Most styrofoam is created by various mechanisms that blow gases into the polystyrene matrix as it cools. One common process involves creating small beads saturated with pentane which are then expanded by treatment with steam (the pentane expands creating bubbles in the beads). The resulting beads can be extruded to create specific shapes (polystyrene is a thermoplastic). This process also creates many air-filled voids.

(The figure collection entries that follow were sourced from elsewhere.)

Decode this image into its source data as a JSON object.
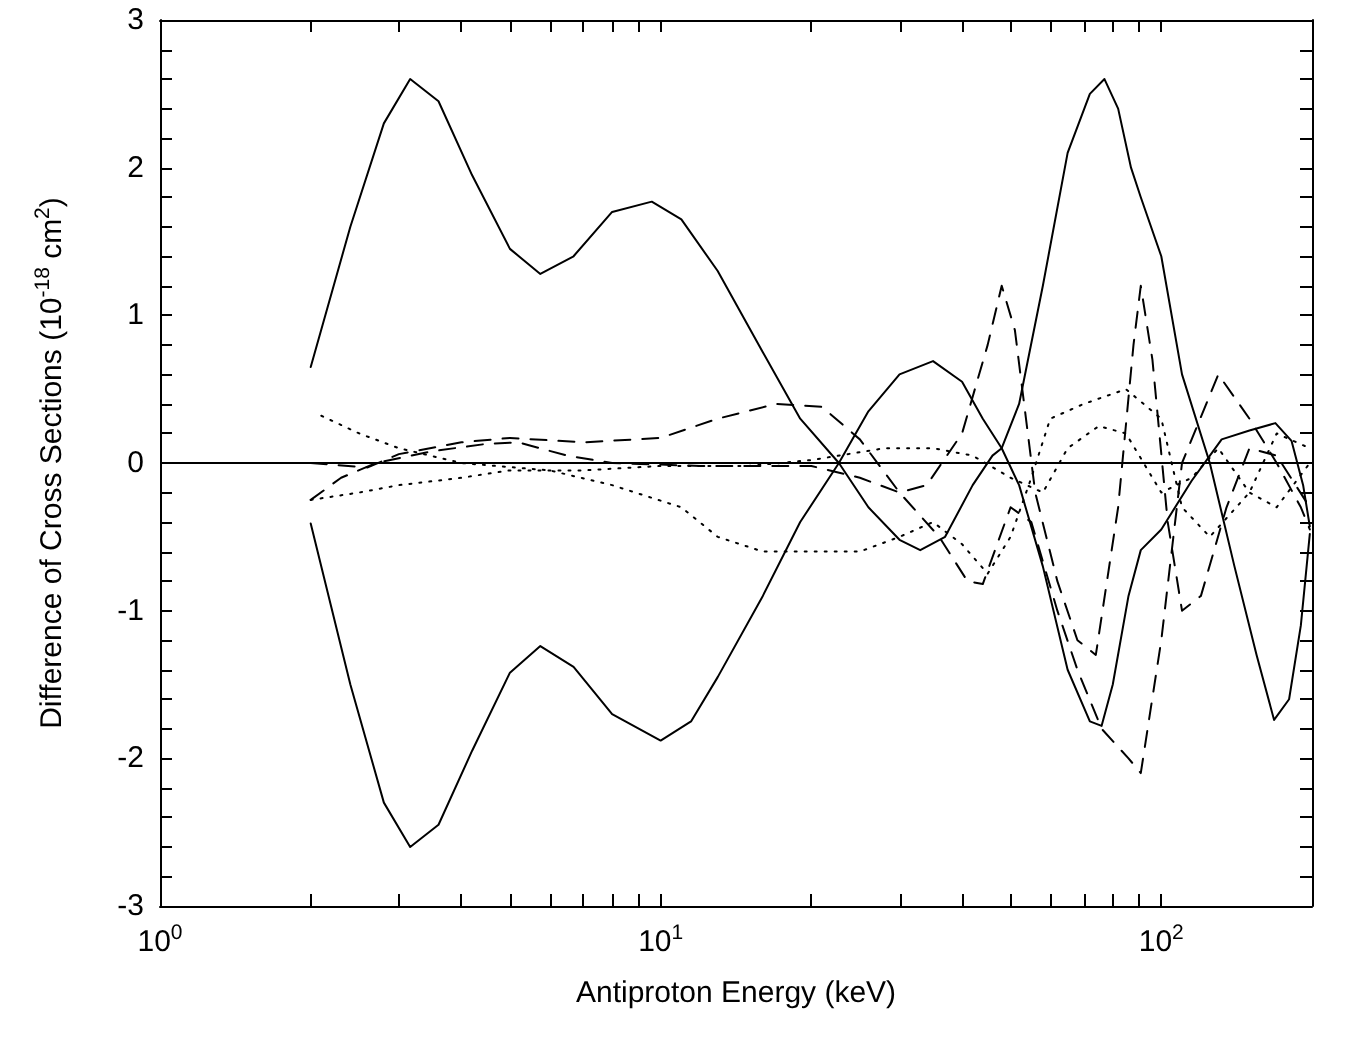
{
  "chart_data": {
    "type": "line",
    "xlabel": "Antiproton Energy (keV)",
    "ylabel": "Difference of Cross Sections (10$^{-18}$ cm$^{2}$)",
    "log": "x",
    "xlim": [
      1,
      200
    ],
    "ylim": [
      -3,
      3
    ],
    "xticks": [
      {
        "value": 1,
        "label": "10$^{0}$"
      },
      {
        "value": 2,
        "label": null
      },
      {
        "value": 3,
        "label": null
      },
      {
        "value": 4,
        "label": null
      },
      {
        "value": 5,
        "label": null
      },
      {
        "value": 6,
        "label": null
      },
      {
        "value": 7,
        "label": null
      },
      {
        "value": 8,
        "label": null
      },
      {
        "value": 9,
        "label": null
      },
      {
        "value": 10,
        "label": "10$^{1}$"
      },
      {
        "value": 20,
        "label": null
      },
      {
        "value": 30,
        "label": null
      },
      {
        "value": 40,
        "label": null
      },
      {
        "value": 50,
        "label": null
      },
      {
        "value": 60,
        "label": null
      },
      {
        "value": 70,
        "label": null
      },
      {
        "value": 80,
        "label": null
      },
      {
        "value": 90,
        "label": null
      },
      {
        "value": 100,
        "label": "10$^{2}$"
      }
    ],
    "yticks": [
      -3,
      {
        "value": -2.8,
        "label": null
      },
      {
        "value": -2.6,
        "label": null
      },
      {
        "value": -2.4,
        "label": null
      },
      {
        "value": -2.2,
        "label": null
      },
      -2,
      {
        "value": -1.8,
        "label": null
      },
      {
        "value": -1.6,
        "label": null
      },
      {
        "value": -1.4,
        "label": null
      },
      {
        "value": -1.2,
        "label": null
      },
      -1,
      {
        "value": -0.8,
        "label": null
      },
      {
        "value": -0.6,
        "label": null
      },
      {
        "value": -0.4,
        "label": null
      },
      {
        "value": -0.2,
        "label": null
      },
      0,
      {
        "value": 0.2,
        "label": null
      },
      {
        "value": 0.4,
        "label": null
      },
      {
        "value": 0.6,
        "label": null
      },
      {
        "value": 0.8,
        "label": null
      },
      1,
      {
        "value": 1.2,
        "label": null
      },
      {
        "value": 1.4,
        "label": null
      },
      {
        "value": 1.6,
        "label": null
      },
      {
        "value": 1.8,
        "label": null
      },
      2,
      {
        "value": 2.2,
        "label": null
      },
      {
        "value": 2.4,
        "label": null
      },
      {
        "value": 2.6,
        "label": null
      },
      {
        "value": 2.8,
        "label": null
      },
      3
    ],
    "grid": false,
    "marker": "none",
    "ref_lines": [
      {
        "axis": "y",
        "value": 0,
        "color": "#000000",
        "line_style": "solid"
      }
    ],
    "series": [
      {
        "color": "#000000",
        "line_style": "solid",
        "x": [
          2,
          2.4,
          2.8,
          3.16,
          3.6,
          4.2,
          5,
          5.75,
          6.7,
          8,
          9.6,
          11,
          13,
          16,
          19,
          22.7,
          26,
          30,
          33,
          37,
          42,
          46,
          48,
          52,
          58,
          65,
          72,
          77,
          82,
          87,
          91,
          100,
          110,
          125,
          140,
          155,
          168,
          180,
          190,
          198
        ],
        "values": [
          0.65,
          1.6,
          2.3,
          2.6,
          2.45,
          1.95,
          1.45,
          1.28,
          1.4,
          1.7,
          1.77,
          1.65,
          1.3,
          0.75,
          0.3,
          0,
          -0.3,
          -0.52,
          -0.59,
          -0.5,
          -0.15,
          0.05,
          0.1,
          0.4,
          1.2,
          2.1,
          2.5,
          2.6,
          2.4,
          2.0,
          1.8,
          1.4,
          0.6,
          0,
          -0.7,
          -1.3,
          -1.74,
          -1.6,
          -1.1,
          -0.48
        ]
      },
      {
        "color": "#000000",
        "line_style": "solid",
        "x": [
          2,
          2.4,
          2.8,
          3.16,
          3.6,
          4.2,
          5,
          5.75,
          6.7,
          8,
          10,
          11.5,
          13,
          16,
          19,
          22.7,
          26,
          30,
          35,
          40,
          44,
          48,
          52,
          58,
          65,
          72,
          76,
          80,
          86,
          91,
          100,
          115,
          132,
          150,
          169,
          182,
          192,
          198
        ],
        "values": [
          -0.41,
          -1.5,
          -2.3,
          -2.6,
          -2.45,
          -1.95,
          -1.42,
          -1.24,
          -1.38,
          -1.7,
          -1.88,
          -1.75,
          -1.45,
          -0.9,
          -0.4,
          0,
          0.35,
          0.6,
          0.69,
          0.55,
          0.3,
          0.1,
          -0.15,
          -0.7,
          -1.4,
          -1.75,
          -1.78,
          -1.5,
          -0.9,
          -0.59,
          -0.45,
          -0.12,
          0.16,
          0.22,
          0.27,
          0.15,
          -0.15,
          -0.43
        ]
      },
      {
        "color": "#000000",
        "line_style": "dashed",
        "x": [
          2,
          2.6,
          3,
          4,
          5,
          7,
          10,
          13,
          17,
          21,
          25,
          30,
          36,
          41,
          44,
          47,
          50,
          55,
          62,
          68,
          76,
          86,
          91,
          100,
          110,
          130,
          150,
          170,
          190,
          198
        ],
        "values": [
          0,
          -0.03,
          0.06,
          0.14,
          0.17,
          0.14,
          0.17,
          0.3,
          0.4,
          0.38,
          0.16,
          -0.2,
          -0.5,
          -0.8,
          -0.82,
          -0.55,
          -0.3,
          -0.4,
          -1.0,
          -1.4,
          -1.8,
          -2.0,
          -2.1,
          -1.2,
          0,
          0.6,
          0.3,
          0,
          -0.3,
          -0.45
        ]
      },
      {
        "color": "#000000",
        "line_style": "dashed",
        "x": [
          2,
          2.3,
          2.7,
          3.5,
          4.5,
          5.2,
          6.5,
          8,
          12,
          20,
          25,
          30,
          34,
          40,
          45,
          48,
          51,
          56,
          62,
          68,
          74,
          82,
          88,
          91,
          96,
          103,
          110,
          120,
          135,
          150,
          170,
          198
        ],
        "values": [
          -0.25,
          -0.1,
          0,
          0.08,
          0.13,
          0.14,
          0.05,
          0,
          -0.02,
          -0.02,
          -0.1,
          -0.2,
          -0.15,
          0.2,
          0.8,
          1.2,
          0.9,
          -0.2,
          -0.8,
          -1.2,
          -1.3,
          -0.3,
          0.8,
          1.2,
          0.7,
          -0.4,
          -1.0,
          -0.9,
          -0.3,
          0.1,
          0.05,
          -0.3
        ]
      },
      {
        "color": "#000000",
        "line_style": "dotted",
        "x": [
          2.1,
          2.5,
          3,
          4,
          6,
          8,
          11,
          13,
          16,
          20,
          25,
          30,
          35,
          40,
          45,
          50,
          55,
          60,
          70,
          85,
          100,
          110,
          125,
          150,
          170,
          198
        ],
        "values": [
          0.32,
          0.2,
          0.1,
          0,
          -0.05,
          -0.15,
          -0.3,
          -0.5,
          -0.6,
          -0.6,
          -0.6,
          -0.5,
          -0.4,
          -0.55,
          -0.75,
          -0.5,
          -0.1,
          0.3,
          0.4,
          0.5,
          0.3,
          -0.3,
          -0.5,
          -0.2,
          0.2,
          0.1
        ]
      },
      {
        "color": "#000000",
        "line_style": "dotted",
        "x": [
          2,
          2.5,
          3,
          4,
          5,
          7,
          10,
          15,
          20,
          28,
          35,
          42,
          50,
          58,
          65,
          75,
          85,
          100,
          115,
          130,
          150,
          170,
          198
        ],
        "values": [
          -0.25,
          -0.2,
          -0.15,
          -0.1,
          -0.05,
          -0.05,
          -0.02,
          -0.02,
          0.02,
          0.1,
          0.1,
          0.05,
          -0.1,
          -0.2,
          0.1,
          0.25,
          0.2,
          -0.2,
          -0.1,
          0.1,
          -0.2,
          -0.3,
          0
        ]
      }
    ]
  }
}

It might be thought that the closed cells would simply compress when subject to high external pressure and would then bounce back when the pressure is released. But this assumes two things: the cells are perfectly closed and the physical properties of the polystyrene matrix is perfectly elastic (like a rubber balloon). Neither are true. Polystyrene is not perfectly elastic and the cells are not perfectly closed. External pressure can easily be enough to damage the walls of the closed cells so they don't "bounce" back or they don't stay closed. And the overall structure is often easily penetrated by external stuff like water or gases other than the original pentane or air.

So external pressure will often alter the structure in many ways that mean it does not recover its original form.

For one,

Foams are materials formed by trapping pockets of gas in a liquid or solid.

(Wikipedia's definition of foam)

and styrofoam is a form of extruded polystyrene consisting of "95-98% air" which yields a "normal density range of $$11$$ to $$\pu{32 kg/m^3}$$" (for comparison: distilled water has a density of $$\pu{1000 kg/m^3}$$, the ocean's water, containing minerals exceeds this value). During the dive into the deep sea, the small cavities are irreversibly compressed by the high pressure while air escapes the material. As the pressure acts from all directions on the cups, the deformation isn't the same as e.g., accidentally stepping on one of the cups. The forces are much larger than a manual compression of the sponge next to the kitchen sink or/and the one in the bathroom.

Assuming the cups are indeed made from expanded polystyrene (styrofoam), it is useful to look at the glass transition temperature of polystyrene. Wikipedia claims it is around 100 °C. So below that, polystyrene is a glassy solid.

In fact, polystyrene at ambient conditions or at temperatures in the deep sea is a rather brittle material that cannot be deformed to high strains without failure. You might know it from the lab in the form of disposable petri dishes, or otherwise from CD cases. These also tend to be cracked easily. The same is true for expanded polystyrene. The inner structure of the material is basically irreversibly shattered at high pressure. It is analogous to a shattered glass, only that in that case the damage is more obvious, and you would not wonder why the original shape is not recovered after removing the force.